In Chadwick, federal agents seized a footlocker from the trunk of a car. At the time the footlocker was seized, the agents had probable cause to believe it contained marijuana because a trained dog had signalled the presence of the drug. The Court refused to uphold the warrantless search, stating that "a person's expectations of privacy in personal luggage are substantially greater than in an automobile." Chadwick, 433 U.S. at 13, 97 S.Ct. at 2484. In Chadwick, however, the government did not argue the applicability of the automobile exception since they had probable cause to believe that narcotics were in the footlocker before it was placed in the car. See also United States v. Johns, 469 U.S. 478, 105 S.Ct. 881, 884, 83 L.Ed.2d 890 (1985).

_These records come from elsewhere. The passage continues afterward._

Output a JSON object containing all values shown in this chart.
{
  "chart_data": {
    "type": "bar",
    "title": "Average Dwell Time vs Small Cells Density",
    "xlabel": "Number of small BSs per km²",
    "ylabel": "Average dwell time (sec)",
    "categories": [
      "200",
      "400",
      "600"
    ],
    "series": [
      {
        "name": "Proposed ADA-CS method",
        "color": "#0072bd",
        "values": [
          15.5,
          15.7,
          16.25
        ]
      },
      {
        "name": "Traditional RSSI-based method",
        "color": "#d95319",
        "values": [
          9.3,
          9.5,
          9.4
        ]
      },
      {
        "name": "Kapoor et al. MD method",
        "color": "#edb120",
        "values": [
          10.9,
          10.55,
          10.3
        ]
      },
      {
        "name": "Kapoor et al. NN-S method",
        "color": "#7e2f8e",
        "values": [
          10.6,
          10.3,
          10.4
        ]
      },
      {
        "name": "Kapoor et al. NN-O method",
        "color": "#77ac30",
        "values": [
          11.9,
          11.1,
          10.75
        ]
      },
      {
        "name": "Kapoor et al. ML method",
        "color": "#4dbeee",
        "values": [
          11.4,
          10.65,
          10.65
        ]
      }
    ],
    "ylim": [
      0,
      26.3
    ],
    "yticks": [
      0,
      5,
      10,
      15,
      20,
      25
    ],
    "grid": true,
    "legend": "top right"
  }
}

In Sanders a police officer was tipped by a reliable informant that the defendant would arrive at the local airport on a specified flight later that day with a green suitcase containing marijuana. The officer went to the airport where he observed the defendant place a green suitcase in a taxicab. Shortly thereafter, the taxicab was stopped and searched. Once again the government had probable cause to believe the bag contained marijuana and to search the bag before it was placed in the taxi, so the court held the warrantless search unlawful. In his concurring opinion, Chief Justice Burger explained the Court's rationale:
Because the police officers had probable cause to believe that respondent's green suitcase contained marihuana before it was placed in the trunk of a taxicab, their duty to obtain a search warrant before opening it is clear under [Chadwick ]....
Here, as in Chadwick, it was the luggage being transported by respondent at the time of the arrest, not the automobile in which it was being carried, that was the suspected locus of the contraband. The relationship between the automobile and the contraband was purely coincidental, as in Chadwick. The fact that the suitcase was resting in the trunk of the automobile at the "time of respondent's arrest does not turn this into an automobile" exception case. The Court need say no more.
Sanders, 442 U.S. at 766-67, 99 S.Ct. at 2594-95.
Here, although the government agents had probable cause to believe narcotics were in the Blazer, they had no reason to know the exact location. Although the informant told Ridings that he saw cocaine in the Blazer and the motel room, he failed to specify exactly where it was or what it was in. Furthermore, Dixon had observed Reyes loading his belongings into the van, but he had no way of knowing whether the cocaine was already in the vehicle or in the bags being carried out. The fact that he observed Reyes check out of the motel and eventually leave its physical surroundings allowed him reasonably to conclude that the cocaine was in the Blazer. But that was the extent of his knowledge. Therefore, probable cause extended to the entire vehicle and its contents including the cocaine-filled nylon bag.
The present case fits squarely within the Ross holding that "[i]f probable cause justifies the search of a lawfully stopped vehicle, it justifies the search of every part of the vehicle and its contents that may conceal the object of the search." Ross, 456 U.S. at 825, 102 S.Ct. at 2173.